> [Platt]
> It means how do you know to ask a question.
> 
> [Arlo]
> I asked because whether life is better than death is something we can never
> "know". We can believe it. And it sucks when other people die, but whether or
> not they are better off or worse off (or just plain "off") is something we
> won't know til we have first hand experience of it. 

Seems you believe knowledge only comes from "first hand experience." But I 
dimly recall you arguing that we can know from inference. I would also 
argue we can know from authority (the moon is not made of green cheese) and 
by application of reason to our perceptions (if the river rises another 
foot the levy will be breached). 

> [Arlo]
> Language is the use of analogy to describe pre-intellectual experience.
 
> "If it had a nervous system it would act in a much more complex way to 
> overcome
> the poor quality of the environment.

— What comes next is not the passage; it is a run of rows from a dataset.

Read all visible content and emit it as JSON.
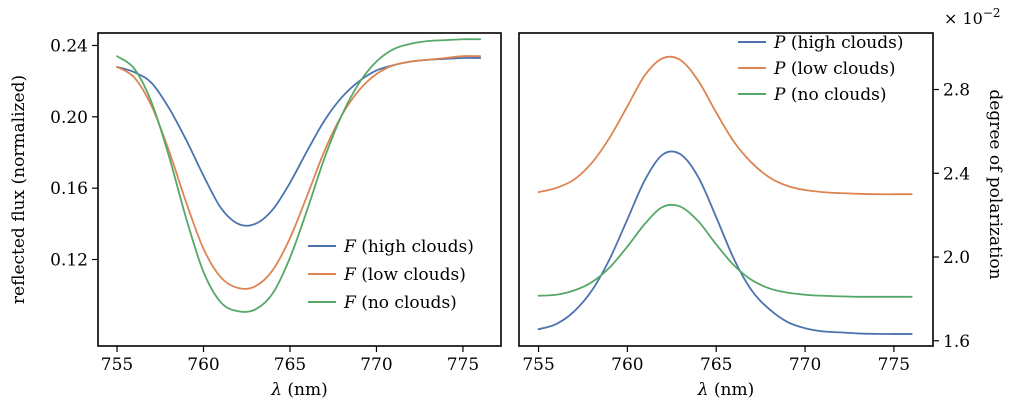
{
  "chart_data": [
    {
      "type": "line",
      "xlabel_symbol": "λ",
      "xlabel_unit": " (nm)",
      "ylabel": "reflected flux (normalized)",
      "xlim": [
        753.9,
        777.2
      ],
      "ylim": [
        0.0715,
        0.247
      ],
      "xticks": [
        755,
        760,
        765,
        770,
        775
      ],
      "yticks": [
        0.12,
        0.16,
        0.2,
        0.24
      ],
      "ytick_labels": [
        "0.12",
        "0.16",
        "0.20",
        "0.24"
      ],
      "legend_position": "lower-right",
      "series": [
        {
          "name_symbol": "F",
          "name_rest": " (high clouds)",
          "color": "#4c72b0",
          "x": [
            755,
            756,
            757,
            758,
            759,
            760,
            761,
            762,
            763,
            764,
            765,
            766,
            767,
            768,
            769,
            770,
            771,
            772,
            773,
            774,
            775,
            776
          ],
          "y": [
            0.228,
            0.225,
            0.219,
            0.205,
            0.187,
            0.167,
            0.149,
            0.14,
            0.14,
            0.148,
            0.163,
            0.181,
            0.198,
            0.211,
            0.22,
            0.226,
            0.229,
            0.231,
            0.232,
            0.2325,
            0.233,
            0.233
          ]
        },
        {
          "name_symbol": "F",
          "name_rest": " (low clouds)",
          "color": "#dd8452",
          "x": [
            755,
            756,
            757,
            758,
            759,
            760,
            761,
            762,
            763,
            764,
            765,
            766,
            767,
            768,
            769,
            770,
            771,
            772,
            773,
            774,
            775,
            776
          ],
          "y": [
            0.228,
            0.222,
            0.206,
            0.181,
            0.152,
            0.126,
            0.11,
            0.104,
            0.105,
            0.114,
            0.132,
            0.156,
            0.181,
            0.201,
            0.215,
            0.224,
            0.229,
            0.231,
            0.232,
            0.233,
            0.234,
            0.234
          ]
        },
        {
          "name_symbol": "F",
          "name_rest": " (no clouds)",
          "color": "#55a868",
          "x": [
            755,
            756,
            757,
            758,
            759,
            760,
            761,
            762,
            763,
            764,
            765,
            766,
            767,
            768,
            769,
            770,
            771,
            772,
            773,
            774,
            775,
            776
          ],
          "y": [
            0.234,
            0.227,
            0.208,
            0.178,
            0.143,
            0.113,
            0.096,
            0.091,
            0.092,
            0.101,
            0.121,
            0.148,
            0.177,
            0.201,
            0.219,
            0.231,
            0.238,
            0.241,
            0.2425,
            0.243,
            0.2435,
            0.2435
          ]
        }
      ]
    },
    {
      "type": "line",
      "xlabel_symbol": "λ",
      "xlabel_unit": " (nm)",
      "ylabel": "degree of polarization",
      "y_multiplier_base": "× 10",
      "y_multiplier_exp": "−2",
      "xlim": [
        753.9,
        777.2
      ],
      "ylim": [
        1.575,
        3.07
      ],
      "xticks": [
        755,
        760,
        765,
        770,
        775
      ],
      "yticks": [
        1.6,
        2.0,
        2.4,
        2.8
      ],
      "ytick_labels": [
        "1.6",
        "2.0",
        "2.4",
        "2.8"
      ],
      "legend_position": "top-right",
      "series": [
        {
          "name_symbol": "P",
          "name_rest": " (high clouds)",
          "color": "#4c72b0",
          "x": [
            755,
            756,
            757,
            758,
            759,
            760,
            761,
            762,
            763,
            764,
            765,
            766,
            767,
            768,
            769,
            770,
            771,
            772,
            773,
            774,
            775,
            776
          ],
          "y": [
            1.655,
            1.68,
            1.74,
            1.84,
            1.99,
            2.18,
            2.37,
            2.49,
            2.49,
            2.38,
            2.19,
            1.99,
            1.84,
            1.75,
            1.69,
            1.66,
            1.645,
            1.64,
            1.635,
            1.633,
            1.632,
            1.632
          ]
        },
        {
          "name_symbol": "P",
          "name_rest": " (low clouds)",
          "color": "#dd8452",
          "x": [
            755,
            756,
            757,
            758,
            759,
            760,
            761,
            762,
            763,
            764,
            765,
            766,
            767,
            768,
            769,
            770,
            771,
            772,
            773,
            774,
            775,
            776
          ],
          "y": [
            2.31,
            2.33,
            2.37,
            2.45,
            2.57,
            2.72,
            2.87,
            2.95,
            2.94,
            2.84,
            2.69,
            2.55,
            2.45,
            2.38,
            2.34,
            2.32,
            2.31,
            2.305,
            2.302,
            2.3,
            2.3,
            2.3
          ]
        },
        {
          "name_symbol": "P",
          "name_rest": " (no clouds)",
          "color": "#55a868",
          "x": [
            755,
            756,
            757,
            758,
            759,
            760,
            761,
            762,
            763,
            764,
            765,
            766,
            767,
            768,
            769,
            770,
            771,
            772,
            773,
            774,
            775,
            776
          ],
          "y": [
            1.815,
            1.82,
            1.84,
            1.88,
            1.95,
            2.05,
            2.16,
            2.24,
            2.24,
            2.17,
            2.06,
            1.96,
            1.89,
            1.85,
            1.83,
            1.82,
            1.815,
            1.812,
            1.81,
            1.81,
            1.81,
            1.81
          ]
        }
      ]
    }
  ]
}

It would seek analogues, that is, images
> and symbols from its previous experience, to define the unpleasant nature of
> its new environment and thus 'understand' it." (ZMM)
> 
> [Platt]
> "When A. N. Whitehead wrote that "mankind is driven forward by dim
> apprehensions of things too obscure for its existing language," he was writing
> about Dynamic Quality. Dynamic Quality is the pre-intellectual cutting edge of
> realty, the source of all things, completely simple and always new." (Lila, 9)
> 
> Pre-intellectual experience is too obscure for language, i.e., analogy.
> 
> [Arlo]
> But as soon as you say it, analogy. But I am not sure what your point is here,
> as the Pirsig quote you've provided supports the one I had offered. Are you
> using Pirsig to disprove Pirsig, or agreeing with me?

Using Pirsig's later work (Lila) to shed light on his previous work (ZMM).

[Arlo]
> If you think it disproves the former, please explain how.
 
By asserting that pre-intellectual experience is "too obscure" for 
language. Also "Quality is indivisible, undefinable and unknowable in the 
sense that there is a knower and a known, but a metaphysics can be none of 
these things" (Lila, 5) In other words, Quality (Pre-conceptual experience) 
can't be described.

So I don't think your statement that "Language is the use of analogy to 
describe pre-intellectual experience" is correct because pre-intellectual 
experience can't be "described" at all. It would be like trying to describe 
the smell of bacon or the sound of whipoorwill. 

Do you have another interpretation of the Lila quotes?